South Florida-based Spirit is targeting 15% of full-year 2020 capacity growth to occur in new cities in 2020, down from 32% in 2019, on estimated full-year capacity growth of 17-19%, in line with the past several years. A greater share of that growth will target existing city pairs than in previous years, with two-thirds expected on routes already served by the ultra-LCC, compared to 44% last year. Aside from adding new cities and frequencies to existing pairs, the balance of expected capacity growth will be deployed to connect existing points across the carrier’s network that it does not currently fly between.

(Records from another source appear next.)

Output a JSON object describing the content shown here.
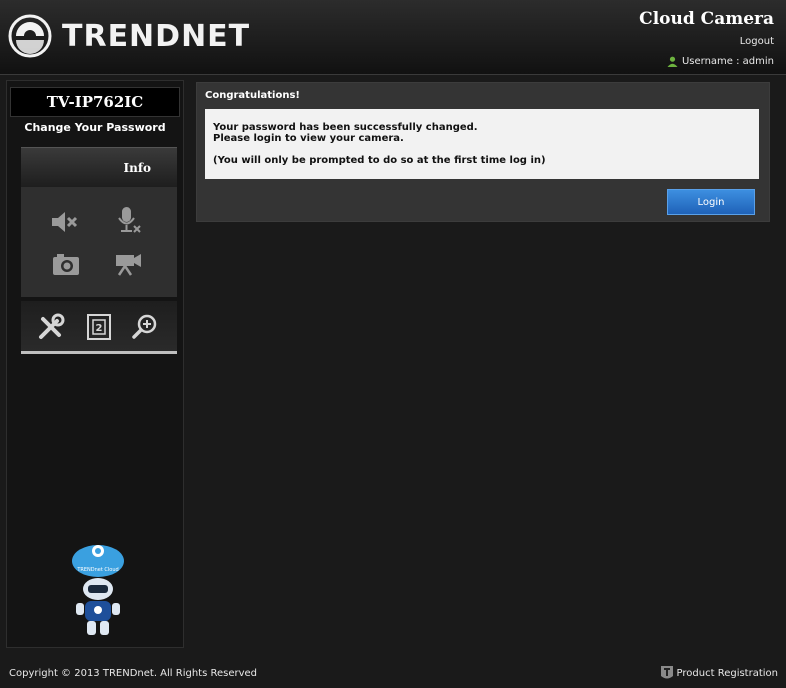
{
  "header": {
    "brand": "TRENDNET",
    "app_title": "Cloud Camera",
    "logout": "Logout",
    "username_line": "Username : admin"
  },
  "sidebar": {
    "model": "TV-IP762IC",
    "change_password": "Change Your Password",
    "info_tab": "Info",
    "controls": [
      "speaker-mute-icon",
      "microphone-mute-icon",
      "camera-snapshot-icon",
      "video-record-icon"
    ],
    "tools": [
      "settings-tools-icon",
      "film-frame-icon",
      "zoom-in-icon"
    ],
    "mascot_label": "TRENDnet Cloud"
  },
  "panel": {
    "title": "Congratulations!",
    "line1": "Your password has been successfully changed.",
    "line2": "Please login to view your camera.",
    "note": "(You will only be prompted to do so at the first time log in)",
    "login_button": "Login"
  },
  "footer": {
    "copyright": "Copyright © 2013 TRENDnet. All Rights Reserved",
    "registration": "Product Registration"
  },
  "colors": {
    "accent": "#2a76cc",
    "background": "#1a1a1a"
  }
}
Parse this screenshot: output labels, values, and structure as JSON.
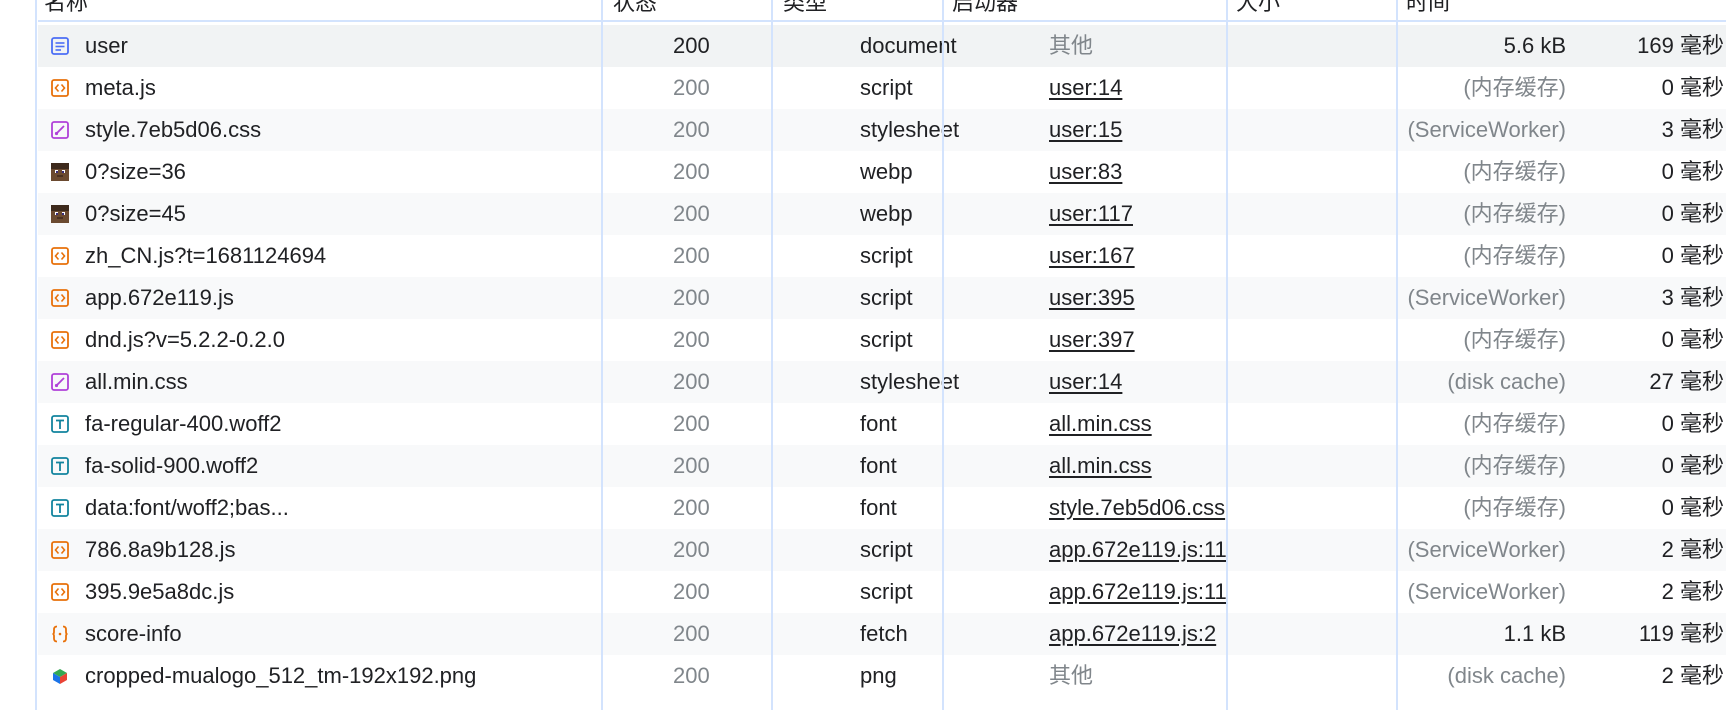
{
  "header": {
    "name": "名称",
    "status": "状态",
    "type": "类型",
    "initiator": "启动器",
    "size": "大小",
    "time": "时间"
  },
  "rows": [
    {
      "name": "user",
      "status": "200",
      "type": "document",
      "initiator": "其他",
      "initiator_link": false,
      "size": "5.6 kB",
      "size_dim": false,
      "time": "169 毫秒",
      "icon": "document-icon"
    },
    {
      "name": "meta.js",
      "status": "200",
      "type": "script",
      "initiator": "user:14",
      "initiator_link": true,
      "size": "(内存缓存)",
      "size_dim": true,
      "time": "0 毫秒",
      "icon": "script-icon"
    },
    {
      "name": "style.7eb5d06.css",
      "status": "200",
      "type": "stylesheet",
      "initiator": "user:15",
      "initiator_link": true,
      "size": "(ServiceWorker)",
      "size_dim": true,
      "time": "3 毫秒",
      "icon": "stylesheet-icon"
    },
    {
      "name": "0?size=36",
      "status": "200",
      "type": "webp",
      "initiator": "user:83",
      "initiator_link": true,
      "size": "(内存缓存)",
      "size_dim": true,
      "time": "0 毫秒",
      "icon": "avatar-image-icon"
    },
    {
      "name": "0?size=45",
      "status": "200",
      "type": "webp",
      "initiator": "user:117",
      "initiator_link": true,
      "size": "(内存缓存)",
      "size_dim": true,
      "time": "0 毫秒",
      "icon": "avatar-image-icon"
    },
    {
      "name": "zh_CN.js?t=1681124694",
      "status": "200",
      "type": "script",
      "initiator": "user:167",
      "initiator_link": true,
      "size": "(内存缓存)",
      "size_dim": true,
      "time": "0 毫秒",
      "icon": "script-icon"
    },
    {
      "name": "app.672e119.js",
      "status": "200",
      "type": "script",
      "initiator": "user:395",
      "initiator_link": true,
      "size": "(ServiceWorker)",
      "size_dim": true,
      "time": "3 毫秒",
      "icon": "script-icon"
    },
    {
      "name": "dnd.js?v=5.2.2-0.2.0",
      "status": "200",
      "type": "script",
      "initiator": "user:397",
      "initiator_link": true,
      "size": "(内存缓存)",
      "size_dim": true,
      "time": "0 毫秒",
      "icon": "script-icon"
    },
    {
      "name": "all.min.css",
      "status": "200",
      "type": "stylesheet",
      "initiator": "user:14",
      "initiator_link": true,
      "size": "(disk cache)",
      "size_dim": true,
      "time": "27 毫秒",
      "icon": "stylesheet-icon"
    },
    {
      "name": "fa-regular-400.woff2",
      "status": "200",
      "type": "font",
      "initiator": "all.min.css",
      "initiator_link": true,
      "size": "(内存缓存)",
      "size_dim": true,
      "time": "0 毫秒",
      "icon": "font-icon"
    },
    {
      "name": "fa-solid-900.woff2",
      "status": "200",
      "type": "font",
      "initiator": "all.min.css",
      "initiator_link": true,
      "size": "(内存缓存)",
      "size_dim": true,
      "time": "0 毫秒",
      "icon": "font-icon"
    },
    {
      "name": "data:font/woff2;bas...",
      "status": "200",
      "type": "font",
      "initiator": "style.7eb5d06.css",
      "initiator_link": true,
      "size": "(内存缓存)",
      "size_dim": true,
      "time": "0 毫秒",
      "icon": "font-icon"
    },
    {
      "name": "786.8a9b128.js",
      "status": "200",
      "type": "script",
      "initiator": "app.672e119.js:11",
      "initiator_link": true,
      "size": "(ServiceWorker)",
      "size_dim": true,
      "time": "2 毫秒",
      "icon": "script-icon"
    },
    {
      "name": "395.9e5a8dc.js",
      "status": "200",
      "type": "script",
      "initiator": "app.672e119.js:11",
      "initiator_link": true,
      "size": "(ServiceWorker)",
      "size_dim": true,
      "time": "2 毫秒",
      "icon": "script-icon"
    },
    {
      "name": "score-info",
      "status": "200",
      "type": "fetch",
      "initiator": "app.672e119.js:2",
      "initiator_link": true,
      "size": "1.1 kB",
      "size_dim": false,
      "time": "119 毫秒",
      "icon": "fetch-icon"
    },
    {
      "name": "cropped-mualogo_512_tm-192x192.png",
      "status": "200",
      "type": "png",
      "initiator": "其他",
      "initiator_link": false,
      "size": "(disk cache)",
      "size_dim": true,
      "time": "2 毫秒",
      "icon": "image-icon"
    }
  ],
  "colors": {
    "divider": "#d3e3fd",
    "script_icon": "#e8710a",
    "stylesheet_icon": "#b041d9",
    "font_icon": "#12849e",
    "document_icon": "#4c6ef5"
  }
}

“This year, we’re taking a bit of a pause in the number of new cities, given that we added nine in 2018 and seven in 2019,” Spirit Chief Commercial Officer Matt Klein said Feb. 6 on the company’s fourth-quarter earnings call. “We have lots of connect-the-dot opportunities, as we call them, as well as understanding where we’re strong and adding frequencies in those routes.”
The company expects roughly 5% of total network capacity to be in new cities in the first quarter, compared to 8% in the year-earlier period, a figure expected to rise slightly to 6% in the second quarter, compared to 11% in the 2019 second quarter. By the third quarter, new city capacity is expected to decline to just 3% of total network capacity, compared to 7% in the same period last year.
“When we see opportunities to add new cities that we think are strategic to our network and will add to profitability, then we will continue to do that,” Klein said.
Spirit took delivery of nine Airbus A320-series aircraft in the latest quarter, including seven A320neos and two A320ceos, ending the year with 145 aircraft in its all-A320 fleet, including 20 A320neos. The carrier anticipates delivery of 15 A320s this year and 26 next year, ending 2020 and 2021 with 160 and 186 aircraft in its fleet, respectively.
“We will now fly the Neos on our longer-haul routes and maximize the fuel burn benefit of the larger, more fuel-efficient aircraft,” Spirit Chief Financial Officer Scott Haralson said. “We already have one of the youngest, most fuel-efficient fleets in the US, and as we add even more Neos to the fleet and schedule them to fly the routes they were meant to perform, the additional fuel efficiency gains will help offset some [nonfuel unit cost] pressure.”
Spirit earned an $85 million adjusted net income in the fourth quarter, down roughly 12% from $95 million in the year-earlier period on $970 million total revenue, an increase of 12.5%. Unit revenues fell 3.6% on 17% capacity growth, while nonfuel unit costs rose 3.3%, largely due to higher maintenance expenses and ground handling rates.